Argonauts to Astronauts
Title | Argonauts to Astronauts PDF eBook |
Author | Mauricio Obregón |
Publisher | HarperCollins Publishers |
Pages | 336 |
Release | 1980 |
Genre | Biography & Autobiography |
ISBN |
Retraces in sailboat or small plane the routes taken by the Argonauts, Ulysses, Columbus, Vespucci, Magellan, Elcano, and the Portuguese and Spanish explorers of the Americas.
The Family as Educator
Title | The Family as Educator PDF eBook |
Author | Hope Jensen Leichter |
Publisher | New York : Teachers College Press |
Pages | 144 |
Release | 1975 |
Genre | Education |
ISBN |
The Annenbergs
Title | The Annenbergs PDF eBook |
Author | John E. Cooney |
Publisher | Simon & Schuster |
Pages | 456 |
Release | 1982 |
Genre | Biography & Autobiography |
ISBN |
"This is the colorful and dramatic biography of two of America's most controversial entrepreneurs: Moses Louis Annenberg, 'the racing wire king, ' who built his fortune in racketeering, invested it in publishing, and lost much of it in the biggest tax evasion case in United States history; and his son, Walter, launcher of TV Guide and Seventeen magazines and former ambassador to Great Britain."--Jacket.
The Experience of Place
Title | The Experience of Place PDF eBook |
Author | Tony Hiss |
Publisher | Vintage |
Pages | 257 |
Release | 1991-10-01 |
Genre | Social Science |
ISBN | 0679735941 |
Why do some places—the concourse of Grand Central Terminal or a small farm or even the corner of a skyscraper—affect us so mysteriously and yet so forcefully? What tiny changes in our everyday environments can radically alter the quality of our daily lives? The Experience of Place offers an innovative and delightfully readable proposal for new ways of planning, building, and managing our most immediate and overlooked surroundings.
Telling It Like It Wasn’t
Title | Telling It Like It Wasn’t PDF eBook |
Author | Catherine Gallagher |
Publisher | University of Chicago Press |
Pages | 368 |
Release | 2018-01-26 |
Genre | Literary Criticism |
ISBN | 022651255X |
Inventing counterfactual histories is a common pastime of modern day historians, both amateur and professional. We speculate about an America ruled by Jefferson Davis, a Europe that never threw off Hitler, or a second term for JFK. These narratives are often written off as politically inspired fantasy or as pop culture fodder, but in Telling It Like It Wasn’t, Catherine Gallagher takes the history of counterfactual history seriously, pinning it down as an object of dispassionate study.

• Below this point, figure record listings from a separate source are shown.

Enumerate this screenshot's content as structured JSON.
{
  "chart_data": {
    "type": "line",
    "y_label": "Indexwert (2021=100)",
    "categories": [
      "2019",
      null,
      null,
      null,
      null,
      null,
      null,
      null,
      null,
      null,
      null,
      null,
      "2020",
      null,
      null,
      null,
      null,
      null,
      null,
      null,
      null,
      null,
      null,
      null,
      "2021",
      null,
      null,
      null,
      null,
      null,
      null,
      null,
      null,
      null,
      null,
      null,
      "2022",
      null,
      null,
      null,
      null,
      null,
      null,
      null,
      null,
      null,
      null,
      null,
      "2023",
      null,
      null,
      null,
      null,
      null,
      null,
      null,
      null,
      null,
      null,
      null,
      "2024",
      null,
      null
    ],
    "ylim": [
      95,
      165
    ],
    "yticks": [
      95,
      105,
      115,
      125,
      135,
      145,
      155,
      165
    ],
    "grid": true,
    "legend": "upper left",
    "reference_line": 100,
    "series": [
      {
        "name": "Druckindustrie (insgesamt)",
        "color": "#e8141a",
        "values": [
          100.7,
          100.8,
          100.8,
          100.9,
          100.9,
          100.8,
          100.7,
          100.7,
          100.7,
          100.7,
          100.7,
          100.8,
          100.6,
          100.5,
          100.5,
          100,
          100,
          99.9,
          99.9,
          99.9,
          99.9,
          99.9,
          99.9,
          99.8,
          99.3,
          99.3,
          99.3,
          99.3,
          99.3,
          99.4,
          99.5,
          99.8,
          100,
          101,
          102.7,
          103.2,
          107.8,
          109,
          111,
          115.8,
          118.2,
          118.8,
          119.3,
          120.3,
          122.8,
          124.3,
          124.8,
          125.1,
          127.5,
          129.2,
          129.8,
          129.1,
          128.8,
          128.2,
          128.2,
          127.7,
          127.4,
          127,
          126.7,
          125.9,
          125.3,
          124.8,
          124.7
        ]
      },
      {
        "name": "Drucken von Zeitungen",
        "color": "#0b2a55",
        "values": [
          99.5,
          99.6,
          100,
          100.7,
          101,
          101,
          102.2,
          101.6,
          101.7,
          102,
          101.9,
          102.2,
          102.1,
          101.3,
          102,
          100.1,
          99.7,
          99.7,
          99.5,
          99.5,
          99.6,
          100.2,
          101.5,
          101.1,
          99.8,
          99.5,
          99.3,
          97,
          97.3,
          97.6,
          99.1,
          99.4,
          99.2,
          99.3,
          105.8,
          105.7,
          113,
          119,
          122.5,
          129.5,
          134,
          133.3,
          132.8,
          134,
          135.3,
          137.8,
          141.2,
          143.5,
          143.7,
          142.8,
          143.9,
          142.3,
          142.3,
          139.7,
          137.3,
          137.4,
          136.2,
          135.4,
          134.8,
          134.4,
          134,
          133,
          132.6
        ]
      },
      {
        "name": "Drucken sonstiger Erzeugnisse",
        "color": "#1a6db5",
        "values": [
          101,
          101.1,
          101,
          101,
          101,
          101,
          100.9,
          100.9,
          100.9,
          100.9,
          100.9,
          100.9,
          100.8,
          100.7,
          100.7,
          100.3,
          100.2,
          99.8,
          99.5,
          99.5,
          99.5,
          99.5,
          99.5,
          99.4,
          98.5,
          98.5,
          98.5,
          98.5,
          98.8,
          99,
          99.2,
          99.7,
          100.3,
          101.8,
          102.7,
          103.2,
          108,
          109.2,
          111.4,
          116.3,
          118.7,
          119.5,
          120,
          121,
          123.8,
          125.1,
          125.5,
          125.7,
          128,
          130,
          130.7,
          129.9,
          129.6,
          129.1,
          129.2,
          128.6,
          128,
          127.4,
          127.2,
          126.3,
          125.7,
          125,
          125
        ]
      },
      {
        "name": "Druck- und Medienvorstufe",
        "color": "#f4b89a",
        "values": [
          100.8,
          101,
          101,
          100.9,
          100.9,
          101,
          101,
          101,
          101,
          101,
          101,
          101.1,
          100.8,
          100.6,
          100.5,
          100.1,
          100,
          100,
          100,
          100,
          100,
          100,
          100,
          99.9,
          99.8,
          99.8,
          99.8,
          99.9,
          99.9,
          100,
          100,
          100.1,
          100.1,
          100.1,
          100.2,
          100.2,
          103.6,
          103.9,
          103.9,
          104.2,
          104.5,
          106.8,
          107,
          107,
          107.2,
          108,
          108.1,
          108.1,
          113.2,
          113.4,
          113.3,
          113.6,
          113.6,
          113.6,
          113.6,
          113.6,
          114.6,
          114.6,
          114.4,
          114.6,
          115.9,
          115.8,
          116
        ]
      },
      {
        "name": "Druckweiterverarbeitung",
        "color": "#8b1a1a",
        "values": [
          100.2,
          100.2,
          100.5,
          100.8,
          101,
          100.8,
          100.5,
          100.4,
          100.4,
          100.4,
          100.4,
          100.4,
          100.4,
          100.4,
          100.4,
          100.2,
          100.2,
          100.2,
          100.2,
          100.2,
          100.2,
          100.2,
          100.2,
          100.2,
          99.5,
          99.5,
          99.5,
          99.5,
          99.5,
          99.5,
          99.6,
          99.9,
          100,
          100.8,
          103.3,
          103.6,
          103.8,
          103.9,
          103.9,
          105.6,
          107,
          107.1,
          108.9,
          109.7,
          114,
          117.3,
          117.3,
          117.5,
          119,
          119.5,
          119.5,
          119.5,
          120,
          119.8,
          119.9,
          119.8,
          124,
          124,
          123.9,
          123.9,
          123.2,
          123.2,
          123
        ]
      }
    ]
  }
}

She doesn’t take a moral or normative stand on the practice, but focuses her attention on how it works and to what ends—a quest that takes readers on a fascinating tour of literary and historical criticism. Gallagher locates the origins of contemporary counterfactual history in eighteenth-century Europe, where the idea of other possible historical worlds first took hold in philosophical disputes about Providence before being repurposed by military theorists as a tool for improving the art of war. In the next century, counterfactualism became a legal device for deciding liability, and lengthy alternate-history fictions appeared, illustrating struggles for historical justice. These early motivations—for philosophical understanding, military improvement, and historical justice—are still evident today in our fondness for counterfactual tales. Alternate histories of the Civil War and WWII abound, but here, Gallagher shows how the counterfactual habit of replaying the recent past often shapes our understanding of the actual events themselves. The counterfactual mode lets us continue to envision our future by reconsidering the range of previous alternatives. Throughout this engaging and eye-opening book, Gallagher encourages readers to ask important questions about our obsession with counterfactual history and the roots of our tendency to ask “What if...?”
Saving America's Countryside
Title | Saving America's Countryside PDF eBook |
Author | Samuel N. Stokes |
Publisher | JHU Press |
Pages | 484 |
Release | 1997-08-13 |
Genre | Nature |
ISBN | 9780801855481 |
A new edition of the 1989 classic that received the American Society for Landscape Architects' Honor Award and the Historic Preservation Book Prize. This thoroughly revised and updated second edition reports on changes in conservation over the last eight years. It includes new case studies, more than 50 new illustrations, a section on heritage tourism, and much more. 235 illustrations.
Psyche and Ethos
Title | Psyche and Ethos PDF eBook |
Author | Amanda Anderson |
Publisher | Oxford University Press |
Pages | 123 |
Release | 2018 |
Genre | Literary Criticism |
ISBN | 0198755821 |
A short thought-provoking book on the relation between psychology and morality in contemporary culture and current literary criticism.